Cesar Lopez, with Management mentor Ami Doshi, will investigate how wine producers in the U.S. and Mexico adapt to shifting climate patterns and water governance practices through problem-solving and economic decision-making.

Tonni Xia will advise Daniela Cecena to analyze characteristics of and stock market consequences of child labor law violations, including investor pressure and reactions.

Justin Deppiesse will explore how accounting students us AI tools and how universities can guide responsible and effective use with mentor Aner Zhou.

Mentor Liang Ma will guide Daniel Diner in collecting data on demographics, employment history, educational backgrounds and professional networks of board members for closed-end funds.

Imperial Valley

Alexia Reyes, Neyda Jimenez, Adrian Guzman Herrera and Perla Soto-Urzua will explore their own and others' stories as transfronterizx students to characterize how a sense of belonging contributes to well-being and academic success. Vanessa Falcón Orta will be their mentor.

Jonathan Angulo will mentor Desiree Alexis Ortiz and Estephanie Esmeralda Palomares Fernandez to preserve oral histories in the borderland region.
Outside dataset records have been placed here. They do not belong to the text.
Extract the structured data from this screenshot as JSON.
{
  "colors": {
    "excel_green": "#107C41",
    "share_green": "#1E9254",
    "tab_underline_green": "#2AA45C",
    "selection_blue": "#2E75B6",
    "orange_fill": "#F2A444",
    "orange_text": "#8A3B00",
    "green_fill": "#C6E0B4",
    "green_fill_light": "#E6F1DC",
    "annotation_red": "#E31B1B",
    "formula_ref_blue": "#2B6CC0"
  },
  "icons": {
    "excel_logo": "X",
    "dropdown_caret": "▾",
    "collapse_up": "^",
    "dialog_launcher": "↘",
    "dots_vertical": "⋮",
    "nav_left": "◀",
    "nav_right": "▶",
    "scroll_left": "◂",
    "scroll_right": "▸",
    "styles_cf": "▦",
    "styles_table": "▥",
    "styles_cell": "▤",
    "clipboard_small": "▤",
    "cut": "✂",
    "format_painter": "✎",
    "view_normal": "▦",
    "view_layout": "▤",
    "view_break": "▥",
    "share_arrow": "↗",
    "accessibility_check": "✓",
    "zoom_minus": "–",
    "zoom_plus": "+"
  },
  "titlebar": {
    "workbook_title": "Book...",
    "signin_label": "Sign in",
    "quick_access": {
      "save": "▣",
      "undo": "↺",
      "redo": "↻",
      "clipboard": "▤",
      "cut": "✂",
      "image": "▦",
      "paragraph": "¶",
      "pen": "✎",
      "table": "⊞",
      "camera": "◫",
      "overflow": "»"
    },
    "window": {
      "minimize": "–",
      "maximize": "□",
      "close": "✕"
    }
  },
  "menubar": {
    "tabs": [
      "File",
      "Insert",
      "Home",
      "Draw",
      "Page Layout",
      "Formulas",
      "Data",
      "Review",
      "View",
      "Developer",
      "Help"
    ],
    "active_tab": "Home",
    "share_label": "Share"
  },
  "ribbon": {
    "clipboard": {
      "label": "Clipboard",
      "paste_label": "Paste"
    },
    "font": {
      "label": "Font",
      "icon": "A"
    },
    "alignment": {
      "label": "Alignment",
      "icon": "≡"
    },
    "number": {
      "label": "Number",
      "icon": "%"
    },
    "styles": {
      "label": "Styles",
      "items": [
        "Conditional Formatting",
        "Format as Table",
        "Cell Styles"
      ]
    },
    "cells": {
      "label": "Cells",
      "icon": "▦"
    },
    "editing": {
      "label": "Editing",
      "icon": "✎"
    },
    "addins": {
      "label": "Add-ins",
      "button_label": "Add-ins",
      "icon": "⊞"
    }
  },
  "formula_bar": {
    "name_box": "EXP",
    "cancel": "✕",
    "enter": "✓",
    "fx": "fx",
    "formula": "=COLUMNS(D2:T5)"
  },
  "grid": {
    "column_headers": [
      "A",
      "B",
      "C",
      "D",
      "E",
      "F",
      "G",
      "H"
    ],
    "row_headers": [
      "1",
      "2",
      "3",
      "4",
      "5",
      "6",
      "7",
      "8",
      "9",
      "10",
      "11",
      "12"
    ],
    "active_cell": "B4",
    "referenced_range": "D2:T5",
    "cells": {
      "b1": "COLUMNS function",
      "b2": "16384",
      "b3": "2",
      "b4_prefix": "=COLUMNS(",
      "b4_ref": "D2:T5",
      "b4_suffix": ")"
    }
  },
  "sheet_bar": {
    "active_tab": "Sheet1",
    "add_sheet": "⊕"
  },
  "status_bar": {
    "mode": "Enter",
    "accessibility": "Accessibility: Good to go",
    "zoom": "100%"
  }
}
They will create a digital collections website of interviews with students, faculty and community residents.

Caleb Molina will assist Tingting Tang in developing a mathematical framework for evaluating the impact of different types of human disturbances on ecosystems and species life cycles.

Linda Abarbanell will mentor Linda Diaz to analyze interviews with Imperial Valley adults' experiences with cancer and cancer care in the United States and Mexico.

Magdalena Altamirano will guide Maya Hossaini in analyzing written works, images, paintings and textiles as artifacts of womens' work, the barriers they faced and how they overcame them in early modern Spain.